I'm not sure I see how the detachment mimics a thrust fault, though - it's younger on older, but maybe I'm missing something!

Silver Fox said...

Ah, maybe you just mean that the detachment fault is almost flat-lying, especially at Savahia Peak, which is the oval-shaped, dark-brown hill of tilted Tertiary volcanic rocks just west of center.

Ron Schott said...

Grrr. The Schott Rule sucks!!! What idiot invented it?

I just came out of my waiting period, but Peter came out of his first... D'oh!

Silver Fox said...

I thought from you probably had it figured out pretty quickly - and I thought maybe you two would be pretty close to even by now! I guess not, though.

Better luck next time I win! Ha! (I mean if you post Cascade volcano again.)

Anonymous said...

Is Peter beating Ron now in the total # of wins?

We need to make sure others know about Peter's Wo(G)E posts ... if another one stalls for too long, we can publish reminder posts or something.

Silver Fox said...

I think Ron must be ahead - he had to wait longer than Peter did.

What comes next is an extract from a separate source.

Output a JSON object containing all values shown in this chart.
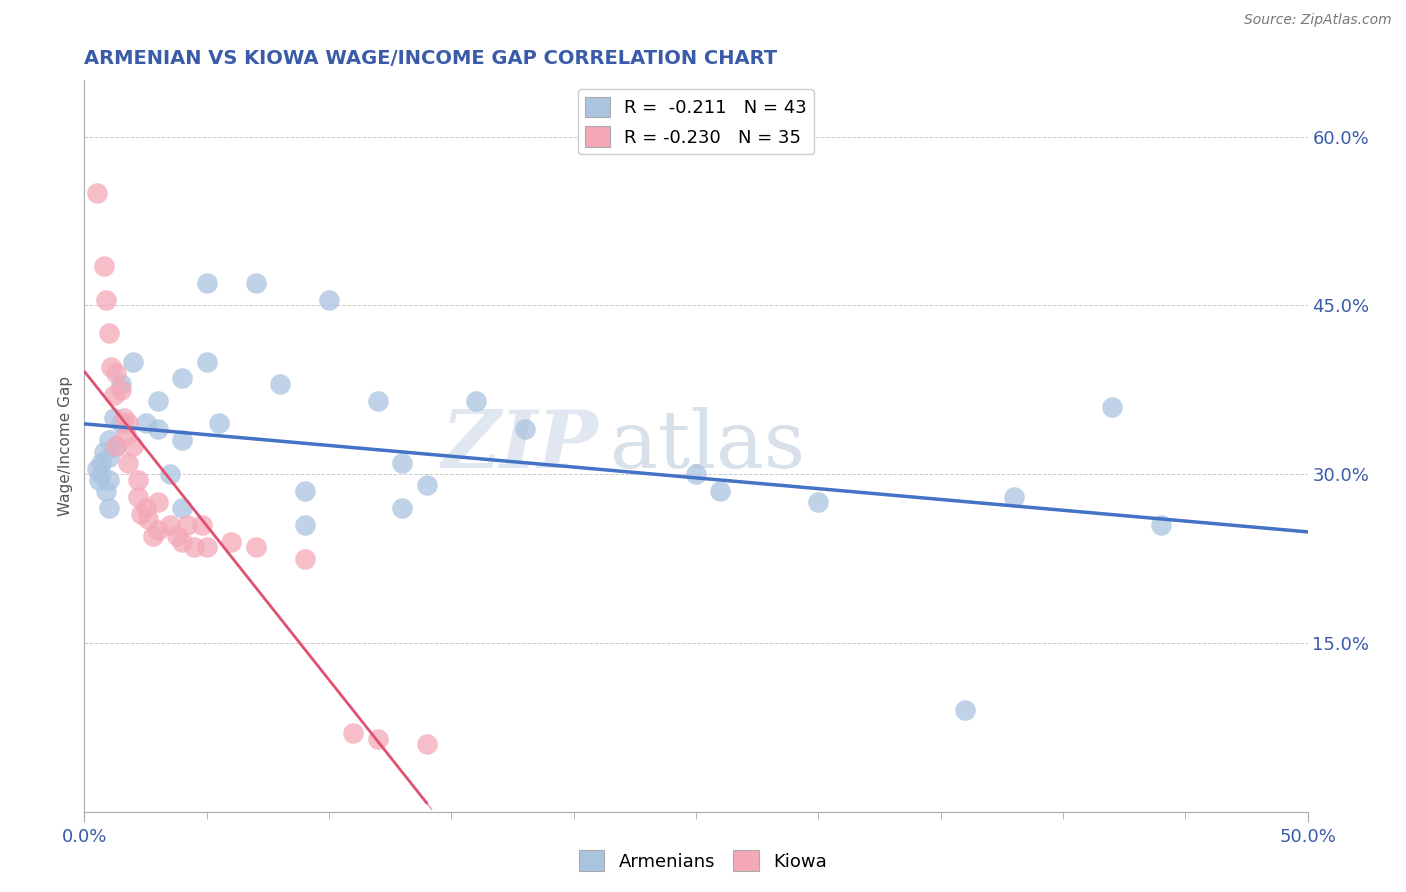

If Peter's WoGE posts aren't added to the Allgeo feed, then Ron should add them to his feed (at least, I don't recall seeing them there!).

I got so lucky this time!

Anonymous said...

Links to the newest WoGE challenges are always posted as comments in the previous ones, so I don't really see how would one get lost on track... Anyway, I've just posted WoGE #151, rush for it 'coz it's free ;-)

A Life Long Scholar said...

So--that waiting rule, does the clock start from when the "where on" post is made, or from when the previous winner finds the spot?

Not that it matters to me, I haven't yet had a chance to play--I'll wait till my thesis is submitted before I start trying, I think. Otherwise I could lose some serious time. I'm certain I'd enjoy it, but...

Silver Fox said...

The waiting period (Schott rule) starts from when the new WoGE post is made. Right now, Maria won Peter's WoGE, and Lab Lemming won hers but hasn't posted a new one yet. The fact that you've posted the new one has to go in the comments on the place you just won, as well as posting the new challenge on your website.